US Fish and Wildlife Service declares 23 species now extinct


The US Fish and Wildlife Service has announced that it is declaring 23 species now extinct. The Federal Service has now said it wants to remove these 23 animals and plants from the endangered species list and consider them extinct because none of them can be found in the wild.

Over a million animals and plants would also disappear from the planet over the next 10 to 20 years.

In total to date, the extinction includes ten species of birds, including bats; the once common Illinois and Georgia freshwater mussels, and other species.

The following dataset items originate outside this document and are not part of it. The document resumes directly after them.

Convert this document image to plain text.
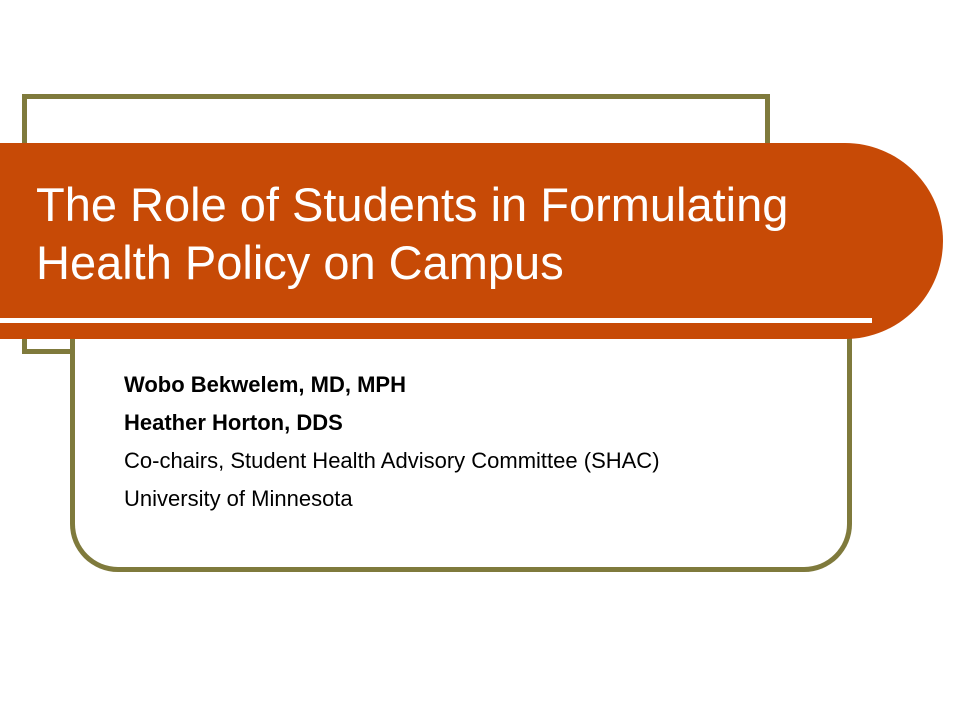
The Role of Students in Formulating
Health Policy on Campus
Wobo Bekwelem, MD, MPH
Heather Horton, DDS
Co-chairs, Student Health Advisory Committee (SHAC)
University of Minnesota
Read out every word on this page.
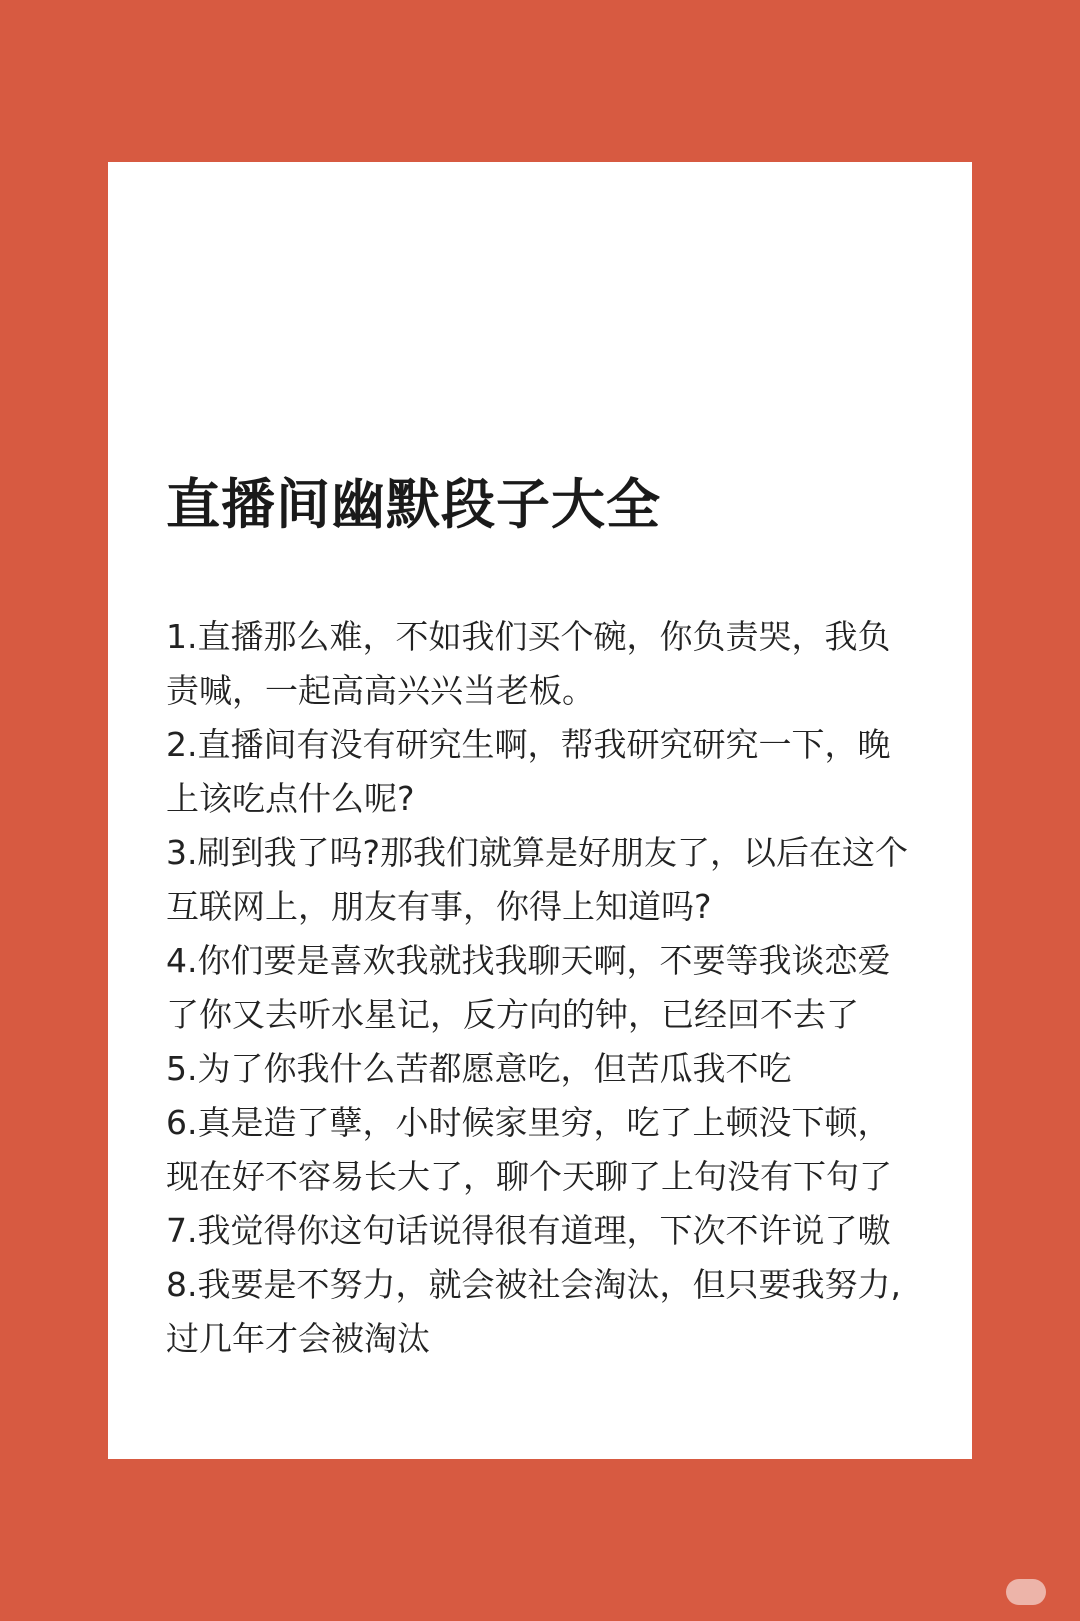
直播间幽默段子大全
1.直播那么难，不如我们买个碗，你负责哭，我负责喊，一起高高兴兴当老板。
2.直播间有没有研究生啊，帮我研究研究一下，晚上该吃点什么呢?
3.刷到我了吗?那我们就算是好朋友了，以后在这个互联网上，朋友有事，你得上知道吗?
4.你们要是喜欢我就找我聊天啊，不要等我谈恋爱了你又去听水星记，反方向的钟，已经回不去了
5.为了你我什么苦都愿意吃，但苦瓜我不吃
6.真是造了孽，小时候家里穷，吃了上顿没下顿，现在好不容易长大了，聊个天聊了上句没有下句了
7.我觉得你这句话说得很有道理，下次不许说了嗷
8.我要是不努力，就会被社会淘汰，但只要我努力,过几年才会被淘汰
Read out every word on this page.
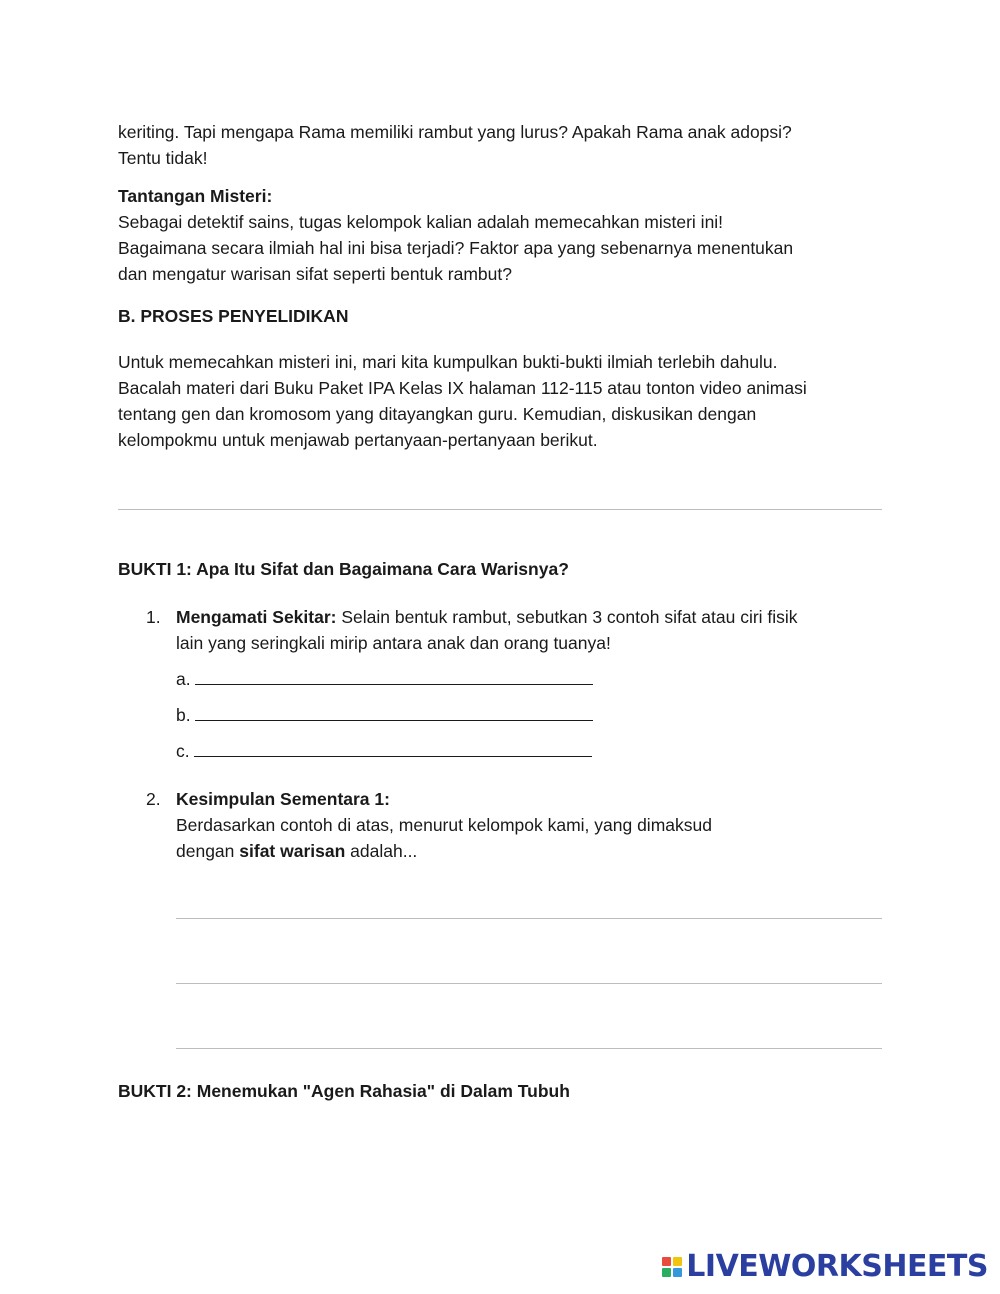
keriting. Tapi mengapa Rama memiliki rambut yang lurus? Apakah Rama anak adopsi?

Tentu tidak!

Tantangan Misteri:

Sebagai detektif sains, tugas kelompok kalian adalah memecahkan misteri ini!

Bagaimana secara ilmiah hal ini bisa terjadi? Faktor apa yang sebenarnya menentukan

dan mengatur warisan sifat seperti bentuk rambut?

B. PROSES PENYELIDIKAN

Untuk memecahkan misteri ini, mari kita kumpulkan bukti-bukti ilmiah terlebih dahulu.

Bacalah materi dari Buku Paket IPA Kelas IX halaman 112-115 atau tonton video animasi

tentang gen dan kromosom yang ditayangkan guru. Kemudian, diskusikan dengan

kelompokmu untuk menjawab pertanyaan-pertanyaan berikut.

BUKTI 1: Apa Itu Sifat dan Bagaimana Cara Warisnya?

1. Mengamati Sekitar: Selain bentuk rambut, sebutkan 3 contoh sifat atau ciri fisik

lain yang seringkali mirip antara anak dan orang tuanya!

a.
b.
c.
2. Kesimpulan Sementara 1:

Berdasarkan contoh di atas, menurut kelompok kami, yang dimaksud

dengan sifat warisan adalah...

BUKTI 2: Menemukan "Agen Rahasia" di Dalam Tubuh

LIVEWORKSHEETS
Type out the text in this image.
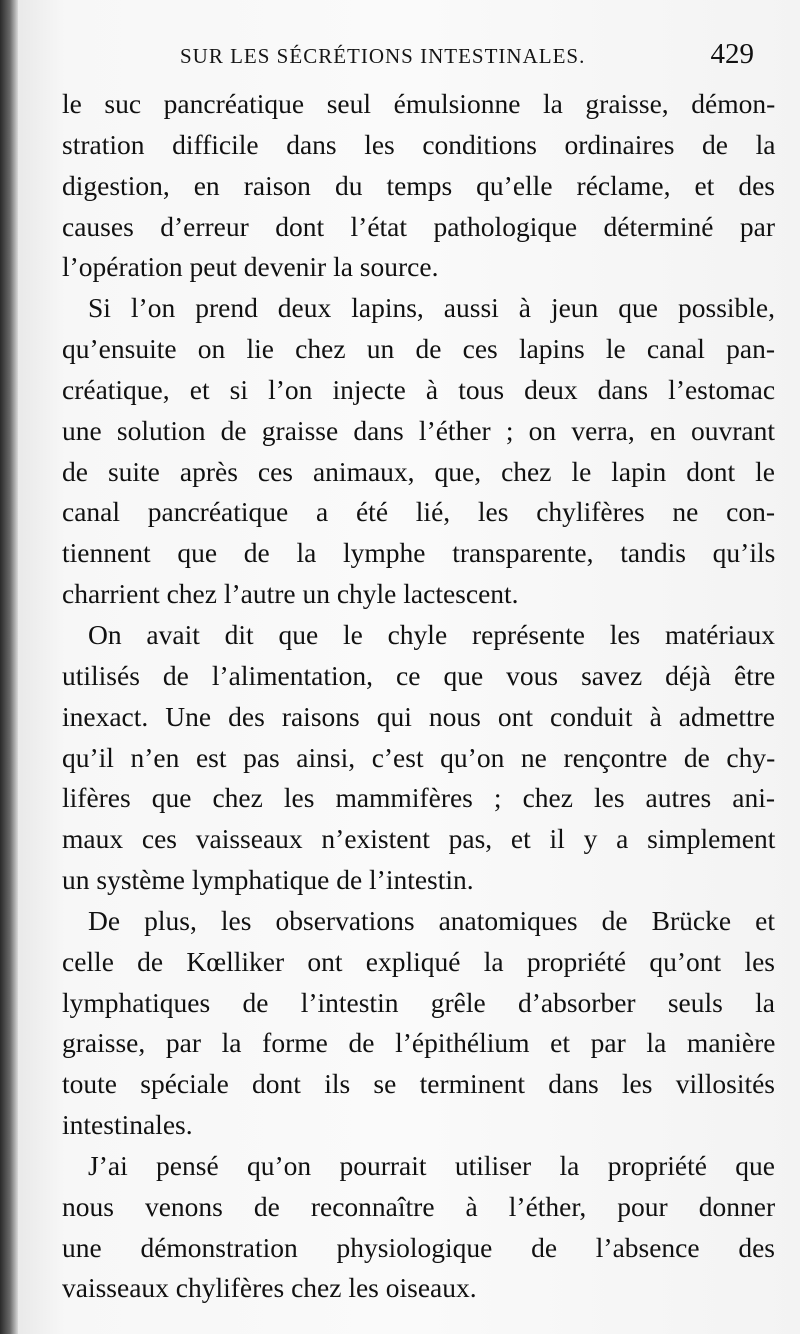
SUR LES SÉCRÉTIONS INTESTINALES.	429

le suc pancréatique seul émulsionne la graisse, démon-
stration difficile dans les conditions ordinaires de la
digestion, en raison du temps qu’elle réclame, et des
causes d’erreur dont l’état pathologique déterminé par
l’opération peut devenir la source.

Si l’on prend deux lapins, aussi à jeun que possible,
qu’ensuite on lie chez un de ces lapins le canal pan-
créatique, et si l’on injecte à tous deux dans l’estomac
une solution de graisse dans l’éther ; on verra, en ouvrant
de suite après ces animaux, que, chez le lapin dont le
canal pancréatique a été lié, les chylifères ne con-
tiennent que de la lymphe transparente, tandis qu’ils
charrient chez l’autre un chyle lactescent.

On avait dit que le chyle représente les matériaux
utilisés de l’alimentation, ce que vous savez déjà être
inexact. Une des raisons qui nous ont conduit à admettre
qu’il n’en est pas ainsi, c’est qu’on ne rençontre de chy-
lifères que chez les mammifères ; chez les autres ani-
maux ces vaisseaux n’existent pas, et il y a simplement
un système lymphatique de l’intestin.

De plus, les observations anatomiques de Brücke et
celle de Kœlliker ont expliqué la propriété qu’ont les
lymphatiques de l’intestin grêle d’absorber seuls la
graisse, par la forme de l’épithélium et par la manière
toute spéciale dont ils se terminent dans les villosités
intestinales.

J’ai pensé qu’on pourrait utiliser la propriété que
nous venons de reconnaître à l’éther, pour donner
une démonstration physiologique de l’absence des
vaisseaux chylifères chez les oiseaux.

This accelerating extinction is a global event, as living animals and plants are dying due to global warming and the destruction of their habitats.

Today, the US Fish and Wildlife announced nearly $ 79.2 million in grants to help conserve and permanently protect nearly 56,000 acres of habitat for 55 listed and endangered species in 13 states per through the Cooperative Endangered Species Conservation Fund (CESCF). The grants will be matched with more than $ 49.3 million in partner funds.

“Using science as a guide, the Biden-Harris administration America the Beautiful is to pursue a collaborative and inclusive approach to conservation. The significant funding announced today strengthens our promise to conserve and restore US lands and waters for the common good, ” Home Secretary Deb Haaland said. “I applaud the Service’s continued efforts to work hand-in-hand with states and private landowners to improve habitat and connectivity.

Authorized by section 6 of the Endangered Species Act (ESA) and funded by the Land and Water Conservation Fund, CESCF grants contribute millions of dollars each year to support the implementing state and territorial programs to conserve and recover federally listed and endangered species on non-federal lands. . This approach to conservation, carried out in cooperation with states, voluntary landowners and local partners, promotes species conservation and economic development.

CESCF land acquisition funding to states is provided through two nationally competitive grant programs: the Subsidy program for the acquisition of salvaged land, which provides funding for habitat acquisition in support of recovery plans approved by the Service; and the Habitat Conservation Plan (PCH) Land Acquisition Grant Program, which provides funds to acquire habitat for listed and endangered species to complement conservation strategies from approved health professionals.

Here are some examples of projects approved this year:

  • The State of California will receive $ 11 million under the HCP Land Acquisition Grant program to enable the acquisition of 384 acres of the Banning Ranch property located in West Newport Beach, where the Santa Ana River meets the Pacific Ocean. The last large patch of unprotected coastal open space remaining in Southern California, Banning Ranch is home to a mix of coastal wetlands, riparian forests, coastal cliff sage, shortgrass prairie and spring pond communities. . The property complements the Central and Coastal Natural Community Conservation Plan / Orange County Habitat Conservation Plan by retaining land contiguous to the HCP reserve and benefiting listed covered species such as the California Gnatcatcher, the Bell vireo, the San Diego fairy shrimp and the Pacific pocket mouse. .
  • The State of Maine will receive $ 4,164,975 under the Salvage Land Acquisition Grant program to support the acquisition of the 26,740-acre Pleasant River Headwaters Forest Area located in the 100-mile wilderness of the Maine. In partnership with the Maine Department of Inland Fisheries and Wildlife, the Appalachian Mountain Club will restore full ecosystem functionality and permanently protect Atlantic salmon habitat on the property, thereby significantly contributing to the recovery goals identified in the recovery plan for the Atlantic salmon.
  • The states of Oregon and Nevada will receive a total of $ 3,437,000 under the Salvage Land Acquisition Grant program to support the acquisition of the 3,345-acre Disaster Peak Ranch straddling the US border. State in the counties of Malheur, Oregon and Humboldt, Nevada. This intergovernmental and multi-agency partnership will promote the recovery of the Lahontan cutthroat trout (LCT), a species listed on the federal list. The acquisition of the Disaster Peak Ranch and subsequent restoration efforts will achieve the delisting criteria identified in the species recovery plan by enabling the establishment of an interconnected metapopulation within the Quinn Management Unit. LCT. The property is in an environmentally high operating condition and is expected to remain climate resistant in the future.
  • The State of Hawaii will receive $ 3 million under the HCP Land Acquisition Grant program to support the acquisition and ongoing protection of the Na Wai Eha Watershed Forest property located on the island of Maui. Acquisition of the 11,020-acre property will complement ongoing mitigation efforts for listed species covered by habitat conservation plans for three wind facilities, including Hawaiian goose, Hawaiian greylag bat and the Hawaiian petrel.

Earlier this year, the Service also approved approximately $ 8.2 million in grants to support the planning efforts of healthcare professionals in 17 states as part of the HSP Planning Assistance Grant Program. Funds awarded under this program can be used to support the development, renewal or modification of FSSs. Eligible activities include document preparation, public education, species baseline studies, habitat assessments, inventories and environmental compliance.